Trasparenza sulle bombe all’Arabia Saudita

La vicenda dell’invio di armi pesanti dall’Italia verso la coalizione a guida saudita, impegnata nei bombardamenti sullo Yemen, è ormai sotto inchiesta della magistratura. Iniziamo un confronto con un'intervista al deputato Luca Frusone, gruppo M5S, autore delle istanze che hanno chiamato in causa la responsabilità del governo e la risposta di due ministri  
ansa yemen

Su cittanuova.it abbiamo riportato le risposte dei ministri Pinotti e Gentiloni, titolari di Difesa e Esteri, sull’istanza presentata dal deputato Luca Frusone, componente per il M5S della commissione Difesa della Camera, circa l’invio delle bombe dall’Italia verso l’Arabia saudita, Paese a capo di un colazione impegnata, senza alcuna autorizzazione dell’Onu, in un devastante e poco noto conflitto in Yemen.

 

La storia del giovane onorevole Frusone, poco più che trentenne, narra di un impegno nato sul territorio del frusinate, tra liste locali e attivismo civile, fino ad approdare in Parlamento grazie al successo pentastellato delle ultime elezioni del 2013. Lo abbiamo interpellato per capire come potrà essere ancora trattata una vicenda che è ormai all’attenzione della magistratura per violazione della legge 185/90, su produzione e commercio di armi, dopo l’apertura delle inchieste giudiziarie non solo da parte della procura di Brescia ma anche di Cagliari.

 

Davanti alle risposte dei due ministri che negano violazione della legge per l’invio di bombe in Arabia Saudita, cosa si può fare ancora a livello parlamentare? Esiste una rete di senatori e deputati pronti ad esporsi a prescindere dall’appartenenza tra maggioranza e minoranza?

 

«I ministri hanno mentito perché è palese la violazione della legge 185/90 che non vede come unico impedimento al commercio di armi l’embargo ed essendo stata violata una legge ci rivolgeremo all’autorità giudiziaria.

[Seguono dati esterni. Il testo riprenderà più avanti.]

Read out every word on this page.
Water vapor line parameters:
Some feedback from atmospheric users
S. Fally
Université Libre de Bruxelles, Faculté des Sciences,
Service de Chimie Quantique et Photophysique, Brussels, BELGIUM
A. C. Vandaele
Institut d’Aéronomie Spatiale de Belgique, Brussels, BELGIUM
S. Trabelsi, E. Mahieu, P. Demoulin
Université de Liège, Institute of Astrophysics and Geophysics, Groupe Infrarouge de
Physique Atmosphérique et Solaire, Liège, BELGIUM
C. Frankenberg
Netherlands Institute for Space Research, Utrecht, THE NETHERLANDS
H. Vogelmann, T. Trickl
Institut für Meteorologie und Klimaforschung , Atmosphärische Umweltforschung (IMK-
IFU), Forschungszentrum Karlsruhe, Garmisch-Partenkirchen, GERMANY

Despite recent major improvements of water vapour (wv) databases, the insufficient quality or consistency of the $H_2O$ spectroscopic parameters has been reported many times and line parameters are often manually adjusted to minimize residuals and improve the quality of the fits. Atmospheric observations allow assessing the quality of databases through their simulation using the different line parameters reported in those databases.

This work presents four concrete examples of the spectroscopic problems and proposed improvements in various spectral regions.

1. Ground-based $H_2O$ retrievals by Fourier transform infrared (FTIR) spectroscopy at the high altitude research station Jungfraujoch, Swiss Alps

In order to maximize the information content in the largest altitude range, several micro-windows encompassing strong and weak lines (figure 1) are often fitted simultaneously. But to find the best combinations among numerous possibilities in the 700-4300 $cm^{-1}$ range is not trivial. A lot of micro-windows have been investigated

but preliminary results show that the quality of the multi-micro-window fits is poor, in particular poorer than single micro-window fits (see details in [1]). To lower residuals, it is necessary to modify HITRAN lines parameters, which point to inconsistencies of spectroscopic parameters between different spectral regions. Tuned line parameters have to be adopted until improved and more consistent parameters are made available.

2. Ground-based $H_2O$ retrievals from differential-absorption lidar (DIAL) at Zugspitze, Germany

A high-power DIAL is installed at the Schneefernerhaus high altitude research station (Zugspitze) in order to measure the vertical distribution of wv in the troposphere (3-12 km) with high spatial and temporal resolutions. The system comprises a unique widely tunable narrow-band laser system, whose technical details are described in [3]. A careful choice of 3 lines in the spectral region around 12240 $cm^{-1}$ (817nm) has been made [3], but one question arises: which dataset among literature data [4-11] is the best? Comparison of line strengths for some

Una rete di parlamentari esiste e già qualche volta è servita per mettere insieme delle battaglie comuni come gli F35 ma ha subito anche delle defezioni di fronte ai richiami dei capigruppo su singoli temi quindi spesso i buoni propositi dei singoli vengono sacrificati per l’unità di partito».

 

Oltre la questione specifica ed eclatante delle bombe alla coalizione saudita, esiste una proposta del M5S sulla politica industriale di Finmeccanica?

 

«Una proposta definitiva ancora no. Abbiamo già affrontato diversi aspetti della politica industriale e dei singoli programmi. Stiamo utilizzando il tempo che ci divide dalle prossime elezioni proprio per rendere completa questa proposta e soprattutto realizzabile».

 

Per superare la solita accusa di essere velleitari e utopici, avete una proposta circa il comparto della Difesa in Italia? Quali sono, a vostro parere, le emergenze da affrontare in questo settore?   

 

«Il problema principale è la mancanza di progettazione e di coerenza. Vediamo come si parli di difesa europea ma poi si investono miliardi in sistemi d’oltre oceano. Si usano parole di pace ma non si ha il coraggio di alzare la voce sui genocidi che avvengono nel mondo, soprattutto se sono dei partner commerciali a praticarli. Si continua a parlare di dual use ma si saccheggia il Ministero dello sviluppo economico per finanziare progetti prettamente militari. Prima di tutto bisogna rimettere ordine in tutto questo è iniziare a recuperare una sovranità militare che risponda alle esigenze dell’Italia e meno a quelle di altri Paesi».

 

Come è cominciato l’interesse personale su questi temi?

«Ho avuto la fortuna di avere dei professori di diritto internazionale con idee innovative in materia di interventi militari e delle responsabilità dei singoli Stati. Questo si è automaticamente incastrato con il lavoro di parlamentare e le interpretazioni distorte che si fanno di trattati e leggi che sulla carta tutelano l’uomo e i suoi diritti ma che vengono facilmente scavalcate».

 

Chi affronta seriamente questi argomenti non avverte, spesso, la mancanza di un sostegno reale da parte di un’opinione pubblica che magari si indigna temporaneamente per poi accettare l’irrimediabilità di una situazione impossibile da cambiare?

 

«Fortunatamente l’Italia ha un animo fortemente pacifista, non tutti lo sono “a tempo pieno” ma, se ben indirizzate, queste forze possono essere dirompenti. Le materie trattate dalla Difesa sono spesso ostiche e tecniche ed è difficile quindi raggiungere un ampio pubblico ma o vogliamo porre rimedio anche a questo ostacolo con una grande operazione di trasparenza che avvicini il mondo militare a quello civile».